Alma had begun his mission to the Zoramites with an explanation of why he was attempting a religious solution: “And now, as the preaching of the word had a great tendency to lead the people to do that which was just—yea, it had had more powerful effect upon the minds of the people than the sword, or anything else, which had happened unto them—therefore Alma thought it was expedient that they should try the virtue of the word of God” (Alma 31:5). That attempt failed. Mormon describes Alma’s profound sadness at this failure in verse 15: “Having been to declare the word, or sent to declare the word, among all the people in every city; and seeing that the hearts of the people began to wax hard, and that they began to be offended because of the strictness of the word, his heart was exceedingly sorrowful.”

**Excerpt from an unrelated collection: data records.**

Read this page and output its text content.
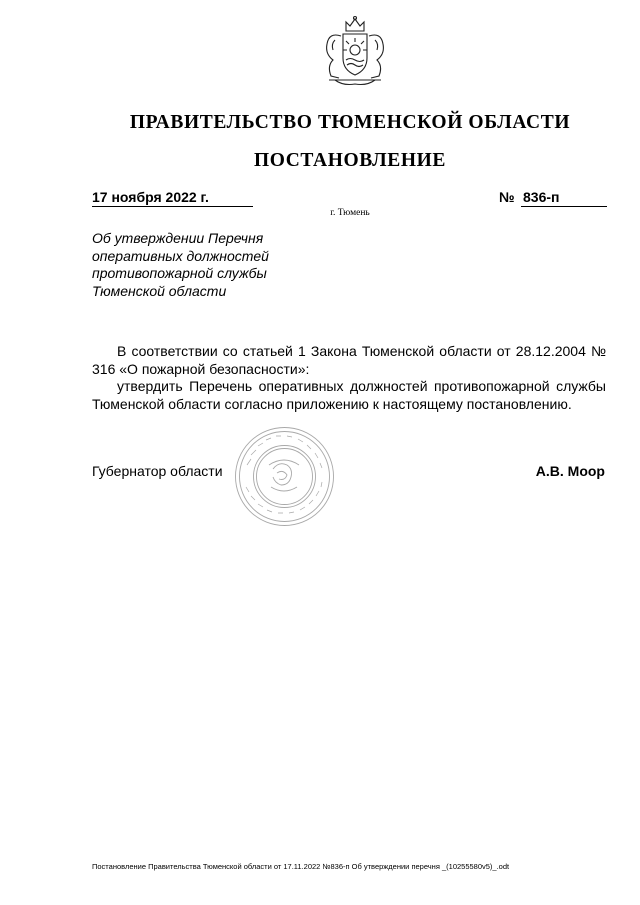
ПРАВИТЕЛЬСТВО ТЮМЕНСКОЙ ОБЛАСТИ
ПОСТАНОВЛЕНИЕ
17 ноября 2022 г.	№ 836-п
г. Тюмень
Об утверждении Перечня
оперативных должностей
противопожарной службы
Тюменской области
В соответствии со статьей 1 Закона Тюменской области от 28.12.2004 № 316 «О пожарной безопасности»:
утвердить Перечень оперативных должностей противопожарной службы Тюменской области согласно приложению к настоящему постановлению.
Губернатор области	А.В. Моор
Постановление Правительства Тюменской области от 17.11.2022 №836-п Об утверждении перечня _(10255580v5)_.odt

As a result, Alma gathered his sons to give “every one his charge” (v. 16). As with Lehi (2 Ne. 1–4), this father believes that he will soon leave mortality. And in fact, within a year, Alma leaves “as if to go into the land of Melek. And it came to pass that he was never heard of more; as to his death or burial we know not of.” (Alma 45:2, 18; dates this event to the nineteenth year of the reign of the judges.)
Culture: Possibly Alma’s instructions to his sons may have been part of a Passover celebration which traditionally has a father instructing his sons and answering their questions. Although this practice can be most reliably traced to the time of Christ, it probably has earlier roots. Not only does the formality of the instruction period parallel Alma’s presentation, but some of his themes deal with traditional Passover questions. However, although this possibility is intriguing, the ambiguous dating of the practice and the long separation of the Nephites urge caution.
Text: Mormon has intentionally interrupted his historical narrative to insert Alma’s charge to his sons and explicitly reminds his reader, in Alma 43:3, that “now I return to an account of the wars… in the eighteenth year of the reign of the judges.” Why, then, did he not simply put Alma’s charge to his sons after the eighteenth-year battle?
As I read the rest of Alma, I see Mormon constructing a narrative that increasingly focuses on the “wars and rumors of wars” that precede the Messiah’s coming. He cannot simply slide past these battles, because their causes are religious. The single conflict with the Zoramites escalates into a war that represents ideological as well as military objectives. In Alma’s instructions to his sons, Mormon includes Corianton’s temporary attraction to Zoramite apostasy. Naturally, if Alma had included instructions to two sons, he would have included those to the third son; but Alma’s discourse to Corianton highlights what is at stake ideologically in this war. Mormon can therefore launch the protracted section on war having clearly depicted both the religious issues and the vital necessity of repenting from apostasy—which is Corianton’s story.
This is the end of the chapter in the 1830 edition.